Solution 1:

A good resource for understanding why volatile is needed comes from the JCIP book. Wikipedia has a decent explanation of that material as well.

The real problem is that Thread A may assign a memory space for instance before it is finished constructing instance. Thread B will see that assignment and try to use it. This results in Thread B failing because it is using a partially constructed version of instance.

Solution 2:

As quoted by @irreputable, volatile is not expensive. Even if it is expensive, consistency should be given priority over performance.

There is one more clean elegant way for Lazy Singletons.
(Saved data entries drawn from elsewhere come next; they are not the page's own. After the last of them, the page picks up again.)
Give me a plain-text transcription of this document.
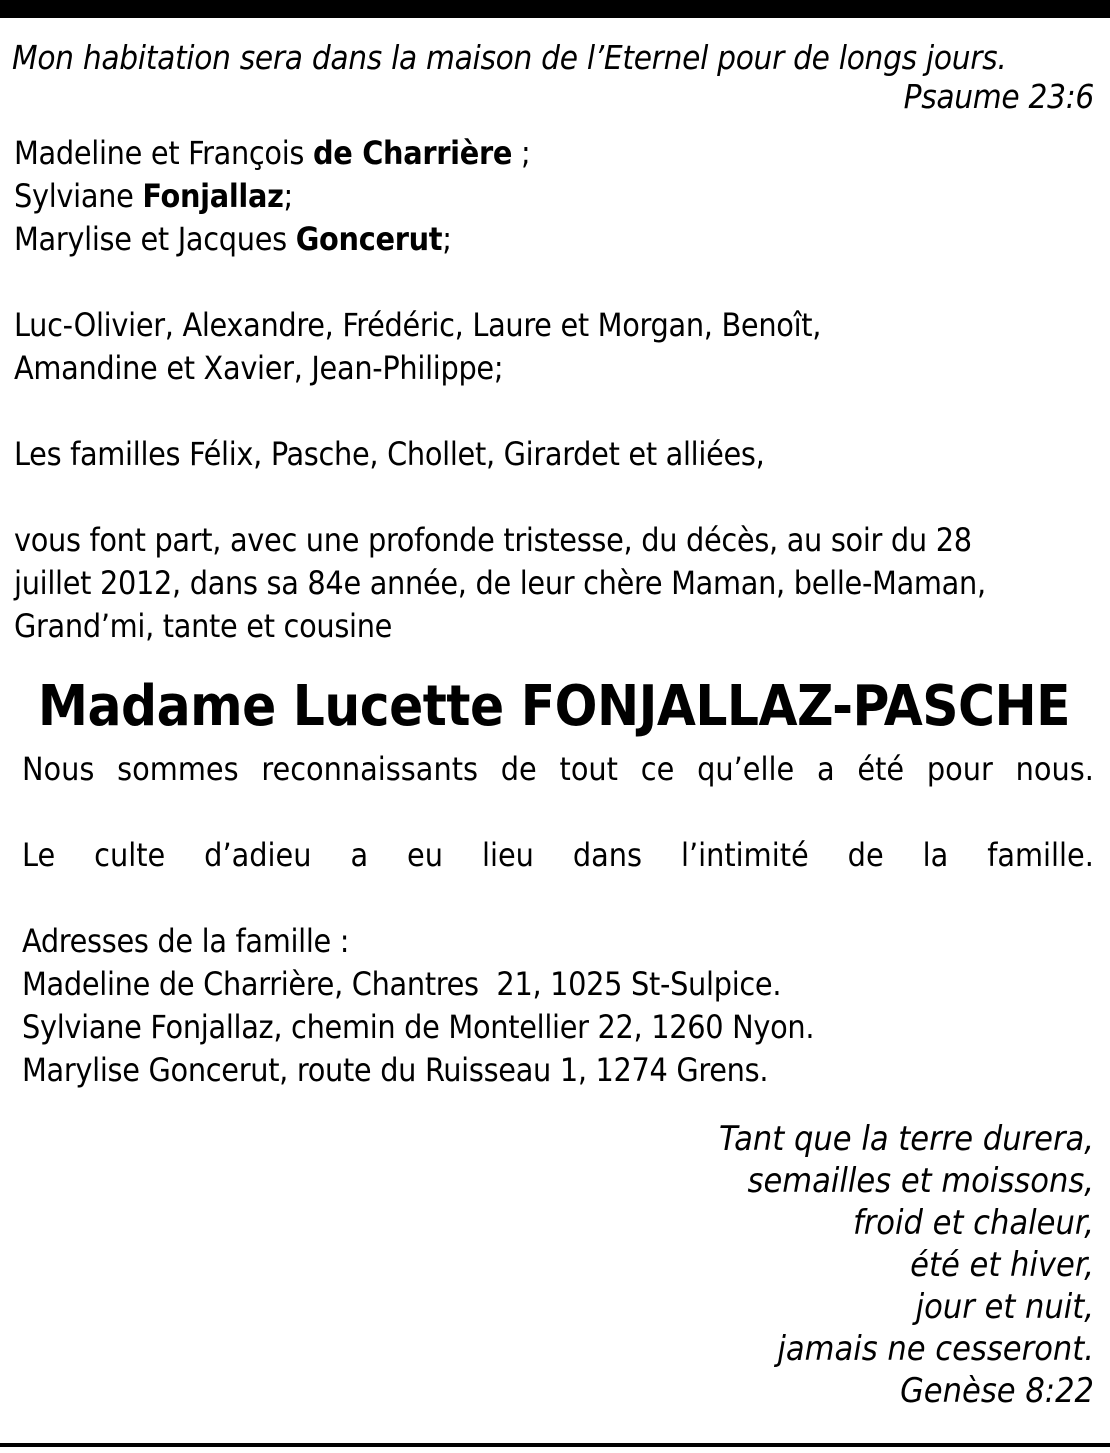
Mon habitation sera dans la maison de l’Eternel pour de longs jours.
Psaume 23:6
Madeline et François de Charrière ;
Sylviane Fonjallaz;
Marylise et Jacques Goncerut;
Luc-Olivier, Alexandre, Frédéric, Laure et Morgan, Benoît,
Amandine et Xavier, Jean-Philippe;
Les familles Félix, Pasche, Chollet, Girardet et alliées,
vous font part, avec une profonde tristesse, du décès, au soir du 28
juillet 2012, dans sa 84e année, de leur chère Maman, belle-Maman,
Grand’mi, tante et cousine
Madame Lucette FONJALLAZ-PASCHE
Nous sommes reconnaissants de tout ce qu’elle a été pour nous.
Le culte d’adieu a eu lieu dans l’intimité de la famille.
Adresses de la famille :
Madeline de Charrière, Chantres  21, 1025 St-Sulpice.
Sylviane Fonjallaz, chemin de Montellier 22, 1260 Nyon.
Marylise Goncerut, route du Ruisseau 1, 1274 Grens.
Tant que la terre durera,
semailles et moissons,
froid et chaleur,
été et hiver,
jour et nuit,
jamais ne cesseront.
Genèse 8:22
public final class Singleton {
    private Singleton() {}
    public static Singleton getInstance() {
        return LazyHolder.INSTANCE;
    }
    private static class LazyHolder {
        private static final Singleton INSTANCE = new Singleton();
    }
}

Source article : Initialization-on-demand_holder_idiom from wikipedia

In software engineering, the Initialization on Demand Holder (design pattern) idiom is a lazy-loaded singleton. In all versions of Java, the idiom enables a safe, highly concurrent lazy initialization with good performance

Since the class does not have any static variables to initialize, the initialization completes trivially.
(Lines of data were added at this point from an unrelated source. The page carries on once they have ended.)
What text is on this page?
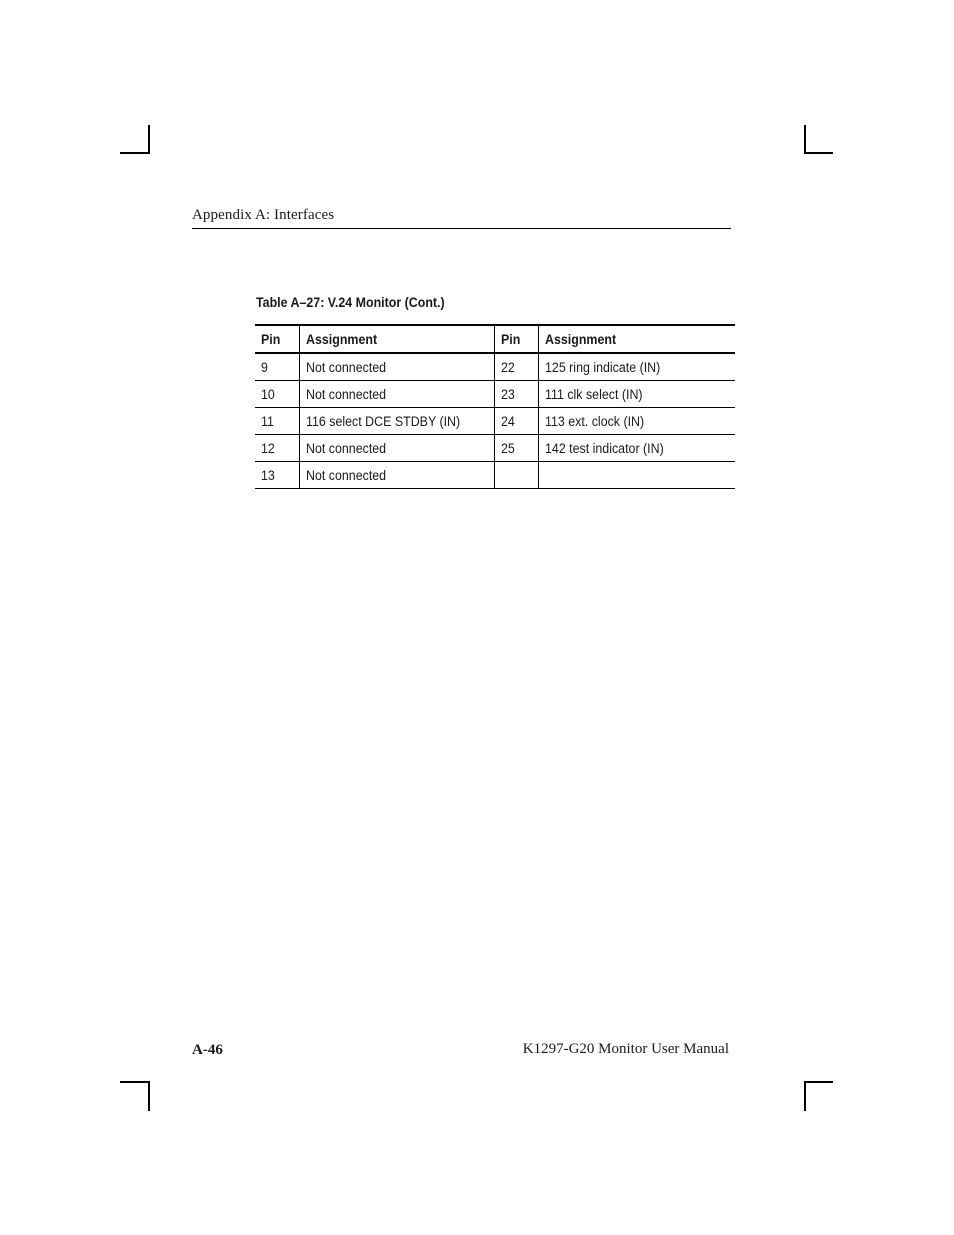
Appendix A: Interfaces
Table A–27: V.24 Monitor (Cont.)
Pin	Assignment	Pin	Assignment
9	Not connected	22	125 ring indicate (IN)
10	Not connected	23	111 clk select (IN)
11	116 select DCE STDBY (IN)	24	113 ext. clock (IN)
12	Not connected	25	142 test indicator (IN)
13	Not connected		
A-46	K1297-G20 Monitor User Manual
The static class definition LazyHolder within it is not initialized until the JVM determines that LazyHolder must be executed.

The static class LazyHolder is only executed when the static method getInstance is invoked on the class Singleton, and the first time this happens the JVM will load and initialize the LazyHolder class.

This solution is thread-safe without requiring special language constructs (i.e. volatile or synchronized).